If you made it this far you're either my mom or sometimes you have thoughts like this too.

My good friend Jay calls these thoughts head trash. Because that’s what they are.

For some reason our brains think it's still important to view the entire world as one big survival challenge because our brains were designed to keep us alive. Our brains were not created to help us achieve a state of internal peace and freedom.

Like many areas of our lives, we can leave the settings on default and we'll make it from the beginning of each day to the end. Most likely we'll have a few friends and a savings account and have some meaningful experiences.

But woven into all of those experiences will be an incessant conversation with ourselves about whether we're doing our lives right or persistent thoughts about how to please our coworkers or endless strategizing how to do something notable so we can gain more acceptance.

Or we could wake up and be conscious of our thoughts and choose to be more intentional about which stories we give life.

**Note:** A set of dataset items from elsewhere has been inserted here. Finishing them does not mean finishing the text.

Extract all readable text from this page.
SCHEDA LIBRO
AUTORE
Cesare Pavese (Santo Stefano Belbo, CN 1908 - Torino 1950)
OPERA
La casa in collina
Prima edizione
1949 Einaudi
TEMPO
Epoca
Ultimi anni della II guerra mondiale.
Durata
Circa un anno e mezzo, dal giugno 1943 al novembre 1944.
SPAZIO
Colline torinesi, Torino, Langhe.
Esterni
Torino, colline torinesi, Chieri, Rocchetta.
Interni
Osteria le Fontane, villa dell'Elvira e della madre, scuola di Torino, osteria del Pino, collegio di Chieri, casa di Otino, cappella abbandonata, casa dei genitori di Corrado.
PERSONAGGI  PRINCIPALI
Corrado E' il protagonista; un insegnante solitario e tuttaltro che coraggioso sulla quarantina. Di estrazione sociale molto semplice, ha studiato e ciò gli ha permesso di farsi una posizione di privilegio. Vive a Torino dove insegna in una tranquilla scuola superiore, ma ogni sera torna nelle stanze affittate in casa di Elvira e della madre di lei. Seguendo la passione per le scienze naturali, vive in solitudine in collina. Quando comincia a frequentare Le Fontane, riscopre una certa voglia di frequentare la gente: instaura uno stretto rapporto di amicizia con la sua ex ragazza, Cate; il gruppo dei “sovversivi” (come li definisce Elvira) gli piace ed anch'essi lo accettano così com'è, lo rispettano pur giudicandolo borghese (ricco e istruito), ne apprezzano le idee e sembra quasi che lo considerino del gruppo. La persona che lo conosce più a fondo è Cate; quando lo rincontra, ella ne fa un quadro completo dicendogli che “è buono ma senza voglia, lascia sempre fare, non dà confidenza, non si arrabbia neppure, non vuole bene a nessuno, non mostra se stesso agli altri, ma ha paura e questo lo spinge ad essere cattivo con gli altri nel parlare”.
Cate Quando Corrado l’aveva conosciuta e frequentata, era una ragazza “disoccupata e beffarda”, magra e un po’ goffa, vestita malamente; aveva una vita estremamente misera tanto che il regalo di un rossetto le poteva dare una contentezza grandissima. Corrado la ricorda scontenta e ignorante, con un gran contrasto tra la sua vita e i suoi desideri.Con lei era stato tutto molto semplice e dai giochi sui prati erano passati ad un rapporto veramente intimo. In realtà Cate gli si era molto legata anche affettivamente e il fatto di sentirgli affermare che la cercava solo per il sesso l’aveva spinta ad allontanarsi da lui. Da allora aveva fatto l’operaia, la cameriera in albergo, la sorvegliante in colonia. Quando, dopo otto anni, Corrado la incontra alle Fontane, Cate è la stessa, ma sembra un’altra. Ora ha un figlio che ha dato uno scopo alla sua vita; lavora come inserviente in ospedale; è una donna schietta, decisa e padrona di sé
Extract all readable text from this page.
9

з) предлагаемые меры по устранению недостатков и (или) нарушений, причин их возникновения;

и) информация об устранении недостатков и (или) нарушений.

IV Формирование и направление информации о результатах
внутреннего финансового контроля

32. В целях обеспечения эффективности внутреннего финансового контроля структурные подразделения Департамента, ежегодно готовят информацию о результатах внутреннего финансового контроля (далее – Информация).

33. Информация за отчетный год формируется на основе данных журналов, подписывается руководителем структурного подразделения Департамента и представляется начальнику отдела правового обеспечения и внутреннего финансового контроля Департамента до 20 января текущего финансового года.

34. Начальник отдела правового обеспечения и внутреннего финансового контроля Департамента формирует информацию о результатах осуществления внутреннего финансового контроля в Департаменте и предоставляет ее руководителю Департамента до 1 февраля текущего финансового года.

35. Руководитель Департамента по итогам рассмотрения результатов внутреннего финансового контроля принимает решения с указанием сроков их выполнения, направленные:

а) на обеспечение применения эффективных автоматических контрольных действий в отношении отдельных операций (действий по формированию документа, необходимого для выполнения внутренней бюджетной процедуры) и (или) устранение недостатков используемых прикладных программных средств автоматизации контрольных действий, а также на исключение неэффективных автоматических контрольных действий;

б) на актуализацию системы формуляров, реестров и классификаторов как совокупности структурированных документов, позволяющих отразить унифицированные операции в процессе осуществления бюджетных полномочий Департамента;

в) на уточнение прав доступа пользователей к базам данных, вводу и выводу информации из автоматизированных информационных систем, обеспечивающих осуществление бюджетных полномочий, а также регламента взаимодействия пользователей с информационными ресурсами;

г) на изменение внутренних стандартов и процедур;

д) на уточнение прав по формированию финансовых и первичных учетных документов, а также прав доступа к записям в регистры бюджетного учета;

It happens slowly, but over time we can take more ownership over the perceived threats we worry about throughout our days through practices like journaling, meditation or prayer, a quick stretch or walk, or having breakfast with friends who are also trying to grow.

One simple phrase I've used the past few years which has led to different levels of freedom and peace is: "They're not out to get you. The universe is not conspiring against Reagan today."

When we can realize no one is thinking about us and remember our lives are not about us, then we're free to go do something brave and generous with all that energy we spent trying to survive. And when we can do this, we might just be able to help others recognize their thoughts don't have to be threats and they're doing a little better than they think they are.